3)Windowsからアクセスだ!(専用クライアントソフト編)
次はいよいよクライアント側の設定です。
まずはWindows用のクライアントソフトをRealVNCダウンロードのページから入手します。
とりあえずビューワーだけあればよいので、
 Download VNC Free Edition Viewer for Windows
 (vnc-4_1_1-x86_win32_viewer.zip)
をダウンロード。解凍するとvnc-4_1_1-x86_win32_viewer.exeという実行ファイルが出てくるので
好きなところに保存しておきます。


あと、Vine君が立ち上がっていないとダメなのであらかじめWake up On Lan Toolをクライアント
マシンにインストールしてVine君を遠隔起動しておきます。
(遠隔起動の方法は、No.10 とめるときにはどうするの?を参照。)

まずはTeraTermProを立上げます。
その後、SUコマンドを使いrootでLoginし直してから
vncserverを実行します。
やや、今回もvine:2でvncserverが立ち上がりました。
ディスプレイ番号=2、ということになります。)

これで事前の準備は終了!

※ TeraTermProのインストール方法は、
   No.10 とめるときにはどうするの?を参照。
次に先ほどダウンロードしたクライアント用ソフト(vnc-4_1_1-x86_win32_viewer.exe)を実行します。
このビューワーはインストール作業不要で、いきなり
実行するだけでいいので大変便利。 (^_^)


serverの欄に、
 Vineの君のIPアドレス:ディスプレイ番号
を入力して"OK"ボタンをクリックします。
パスワードを聞いてくるので、最初に設定した
パスワードを入力して"OK"ボタンをクリック!

おぉ!WindowsマシンでVineの画面が見えました!
大成功!!

画面を操作はVineLinuxそのものです。
Windowsマシン上でVineを操作できるというのは
感動(!)です。

※ でもなんでjuntakeでLoginしている事になって
  いるのかは謎。(画面左上)
  TeraTermProからjuntakeでVineにLoginしたせい
  なのかなぁ?



4)Windowsからアクセスだ!(ブラウザ編)
VNCは専用クライアントソフトだけでなく、Javaに対応したブラウザがあれば使う事が
できるそうなので今度はブラウザからVNCしてみました。

ブラウザを開き、urlのところに、
 http://192.168.xx.xx:5802
と入力します。
"http://192.168.xx.xx"はVine君のIPアドレス。
"5802"というのは"5800+ディスプレイ番号"です。
(なのでディスプレイ番号が1番の時は5801となります。
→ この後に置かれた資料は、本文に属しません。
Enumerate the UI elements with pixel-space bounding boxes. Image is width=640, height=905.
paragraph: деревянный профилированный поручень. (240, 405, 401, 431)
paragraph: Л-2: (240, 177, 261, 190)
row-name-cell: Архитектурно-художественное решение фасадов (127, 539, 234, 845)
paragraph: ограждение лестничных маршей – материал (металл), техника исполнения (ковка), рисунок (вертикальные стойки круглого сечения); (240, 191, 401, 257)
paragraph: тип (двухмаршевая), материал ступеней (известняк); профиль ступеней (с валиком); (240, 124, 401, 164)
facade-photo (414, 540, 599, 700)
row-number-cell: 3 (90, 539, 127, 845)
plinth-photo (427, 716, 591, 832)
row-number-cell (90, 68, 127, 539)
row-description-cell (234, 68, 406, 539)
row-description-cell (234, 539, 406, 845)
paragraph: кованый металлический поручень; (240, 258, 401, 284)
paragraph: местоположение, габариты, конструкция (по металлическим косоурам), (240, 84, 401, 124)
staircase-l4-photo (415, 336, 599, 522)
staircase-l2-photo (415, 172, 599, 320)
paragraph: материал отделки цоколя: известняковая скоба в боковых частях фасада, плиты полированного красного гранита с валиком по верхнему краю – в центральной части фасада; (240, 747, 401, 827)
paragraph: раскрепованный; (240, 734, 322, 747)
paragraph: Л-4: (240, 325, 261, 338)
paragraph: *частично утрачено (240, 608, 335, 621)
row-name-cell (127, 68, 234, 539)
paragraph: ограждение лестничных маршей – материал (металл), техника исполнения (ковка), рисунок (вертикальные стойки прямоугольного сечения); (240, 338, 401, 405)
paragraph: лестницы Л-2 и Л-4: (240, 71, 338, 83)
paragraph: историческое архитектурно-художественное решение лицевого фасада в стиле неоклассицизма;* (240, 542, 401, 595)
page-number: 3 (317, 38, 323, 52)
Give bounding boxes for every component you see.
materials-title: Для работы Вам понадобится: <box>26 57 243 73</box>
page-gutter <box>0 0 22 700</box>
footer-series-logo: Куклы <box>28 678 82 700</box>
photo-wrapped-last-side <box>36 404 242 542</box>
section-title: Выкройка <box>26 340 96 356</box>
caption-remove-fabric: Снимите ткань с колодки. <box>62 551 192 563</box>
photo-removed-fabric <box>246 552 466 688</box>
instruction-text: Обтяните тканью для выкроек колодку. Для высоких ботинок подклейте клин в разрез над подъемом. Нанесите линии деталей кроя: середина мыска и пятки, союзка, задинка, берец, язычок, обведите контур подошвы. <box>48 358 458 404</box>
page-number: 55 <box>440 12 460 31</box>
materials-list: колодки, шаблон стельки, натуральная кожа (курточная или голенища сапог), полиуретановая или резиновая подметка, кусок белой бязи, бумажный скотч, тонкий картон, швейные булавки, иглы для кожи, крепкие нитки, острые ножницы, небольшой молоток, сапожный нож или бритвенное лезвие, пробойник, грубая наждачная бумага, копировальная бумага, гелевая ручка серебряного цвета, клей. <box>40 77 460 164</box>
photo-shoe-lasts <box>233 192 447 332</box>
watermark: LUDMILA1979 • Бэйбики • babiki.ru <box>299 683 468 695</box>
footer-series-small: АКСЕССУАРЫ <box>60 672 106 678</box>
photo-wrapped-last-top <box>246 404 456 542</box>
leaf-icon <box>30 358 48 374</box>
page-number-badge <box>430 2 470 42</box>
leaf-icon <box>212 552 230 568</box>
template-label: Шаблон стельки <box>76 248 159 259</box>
)
usernameは入力せずにPasswordだけ入力します。
おぉーー、無事にVNCできました!
パチパチパチ! (^_^)

でも色がちゃんと出ていないな?なんでだろ?

ということでぶじにVNCが使えるようになりました。 (^_^)
やっぱ面白い・便利ですね、VNCって。

しかーし、使ってみると
 ・暗号化処理なしでVNCするのは家庭内LAN内とは言えなんとなく怖い。
 ・XGAのクライアントマシンにXGAのVineだと画面がはみ出してしまい使いづらい。
 ・色数の設定がへん。
 ・suでrootになってからvncserverを立ち上げるのはセキュリティ上なんとなく怖い。
などの不安が出てきました。

次回はこれらの点を解決していきたいと思います。